Stefano Ghisolfi 8c onsight and Laura Rogora 8c+ redpoint at Oliana
There’s been some impressive Italian climbing action at Oliana in Spain, where both Stefano Ghisolfi and Laura Rogora have claimed two outstanding achievements. 15-year-old Rogora from Rome confirms she’s one of the leading lights with her repeat of Joe Blau, a huge 8c+ that ascends the entire Contrafort de rumabu. Rogora redpointed the line on her last day in Spain, and this success comes in the wake of another two 8c’s climbed at the same crag, namely T1 full equip and Fish eye. The latter was climbed in the cleanest of style by Stefano Ghisolfi who, in doing so, has become one the few climbers in the world capable of onsighting 8c. While waiting to hear directly from Rogora, here are the first details from Ghisolfi who, only just a few days early at nearby Terradets, managed to repeat Definicion de resistencia democrata, a 9a+ he believes is 9a.

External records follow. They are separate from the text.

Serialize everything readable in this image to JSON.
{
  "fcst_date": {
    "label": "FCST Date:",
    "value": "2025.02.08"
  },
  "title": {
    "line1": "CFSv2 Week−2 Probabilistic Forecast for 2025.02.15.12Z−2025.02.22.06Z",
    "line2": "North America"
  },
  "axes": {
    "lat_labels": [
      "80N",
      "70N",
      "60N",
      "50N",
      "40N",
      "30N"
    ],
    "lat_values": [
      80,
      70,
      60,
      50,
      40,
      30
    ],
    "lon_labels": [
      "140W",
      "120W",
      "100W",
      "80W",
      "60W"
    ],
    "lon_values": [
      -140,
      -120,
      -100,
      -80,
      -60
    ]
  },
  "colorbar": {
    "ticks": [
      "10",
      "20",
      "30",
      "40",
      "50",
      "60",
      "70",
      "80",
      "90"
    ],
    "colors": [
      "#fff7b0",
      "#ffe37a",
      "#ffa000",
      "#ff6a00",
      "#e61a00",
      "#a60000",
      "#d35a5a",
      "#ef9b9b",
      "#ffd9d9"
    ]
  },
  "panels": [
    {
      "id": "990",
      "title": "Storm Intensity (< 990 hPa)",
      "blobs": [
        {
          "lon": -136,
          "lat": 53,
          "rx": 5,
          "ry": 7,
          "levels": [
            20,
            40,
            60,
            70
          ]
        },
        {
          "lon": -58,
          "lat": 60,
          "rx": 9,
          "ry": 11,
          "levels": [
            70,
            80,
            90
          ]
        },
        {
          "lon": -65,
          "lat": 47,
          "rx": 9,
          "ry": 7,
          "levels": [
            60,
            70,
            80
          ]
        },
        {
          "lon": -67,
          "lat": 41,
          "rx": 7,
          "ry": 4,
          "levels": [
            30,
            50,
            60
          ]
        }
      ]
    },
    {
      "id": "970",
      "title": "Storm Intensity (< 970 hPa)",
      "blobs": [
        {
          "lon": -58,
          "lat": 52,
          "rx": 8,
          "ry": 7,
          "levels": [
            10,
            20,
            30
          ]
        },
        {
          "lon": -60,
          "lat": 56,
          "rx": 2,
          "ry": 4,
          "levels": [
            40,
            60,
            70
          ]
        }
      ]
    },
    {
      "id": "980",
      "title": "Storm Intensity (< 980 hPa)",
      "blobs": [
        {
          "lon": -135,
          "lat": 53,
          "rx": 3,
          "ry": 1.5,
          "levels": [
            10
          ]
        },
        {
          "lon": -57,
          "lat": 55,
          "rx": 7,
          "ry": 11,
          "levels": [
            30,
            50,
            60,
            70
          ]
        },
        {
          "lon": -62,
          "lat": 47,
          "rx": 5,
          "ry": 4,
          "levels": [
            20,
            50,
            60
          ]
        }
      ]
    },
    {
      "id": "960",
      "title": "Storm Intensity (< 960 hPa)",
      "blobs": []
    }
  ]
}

FISH EYE 8C ONSIGHT by Stefano Ghisolfi
Fish Eye, yes, it's a dream come true. I knew for some time that I was capable of doing this, but I never found the right route. In truth, I had never tried seriously tried any 8c onsights previously and amy best performance so far was onsighting Pietramurata, a hard 8b+, and I’d flashed an 8c, but an 8c on-sight was still missing!
The attempt was planned, I’d decided the day before that I’d go for the onsight. I carefully checked the route from below, as far as you can see since it’s 50m long, and then I started up and climbed for 30 minutes!